The HTML parser reads the raw source and looks for HTML structure — it finds <script> to know where JavaScript starts, and it looks for </script> to know where it ends. Critically, the HTML parser does not understand JavaScript syntax — it does not know or care whether a </script> it finds is inside a string, a comment, or any other JavaScript construct. It just finds the closing tag and treats everything before it as the script block contents.

So when the page contains:

var searchTerms = '</script>

The HTML parser sees </script> and immediately closes the script block there — even though from a JavaScript perspective the </script> is inside a string. The JavaScript engine only receives:

var searchTerms = '

Which it ignores as an incomplete statement.
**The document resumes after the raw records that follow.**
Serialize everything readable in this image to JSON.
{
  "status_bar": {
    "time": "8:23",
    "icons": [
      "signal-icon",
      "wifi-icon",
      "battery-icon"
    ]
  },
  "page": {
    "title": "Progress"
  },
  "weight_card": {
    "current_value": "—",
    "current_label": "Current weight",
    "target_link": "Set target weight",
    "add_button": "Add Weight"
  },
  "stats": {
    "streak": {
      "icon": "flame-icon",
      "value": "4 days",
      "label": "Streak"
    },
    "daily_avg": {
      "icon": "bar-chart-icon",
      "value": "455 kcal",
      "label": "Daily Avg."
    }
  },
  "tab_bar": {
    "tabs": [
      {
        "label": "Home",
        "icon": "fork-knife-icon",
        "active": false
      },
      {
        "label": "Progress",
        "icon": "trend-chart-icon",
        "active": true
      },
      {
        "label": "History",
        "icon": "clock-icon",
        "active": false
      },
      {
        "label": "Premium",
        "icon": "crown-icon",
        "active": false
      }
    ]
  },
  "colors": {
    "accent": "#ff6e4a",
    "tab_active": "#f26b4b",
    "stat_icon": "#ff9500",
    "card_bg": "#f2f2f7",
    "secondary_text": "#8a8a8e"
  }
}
The HTML parser then sees:

<script>alert(0)</script>

...as a fresh, complete script block and hands it to the JavaScript engine, which executes alert(0).

The full parsing sequence:

HTML parser reads:   var searchTerms = '</script>
                                        ↑
                     Sees </script> — closes the script block here
                     Everything before this is handed to JS (broken, ignored)

HTML parser reads:   <script>alert(0)</script>
                     ↑ new script block — complete and valid
                     Hands alert(0) to JS engine → executes

This is why backslash-escaping single quotes does not prevent this attack — the escape only matters to the JavaScript parser, which never even sees the </script> because the HTML parser consumed it first.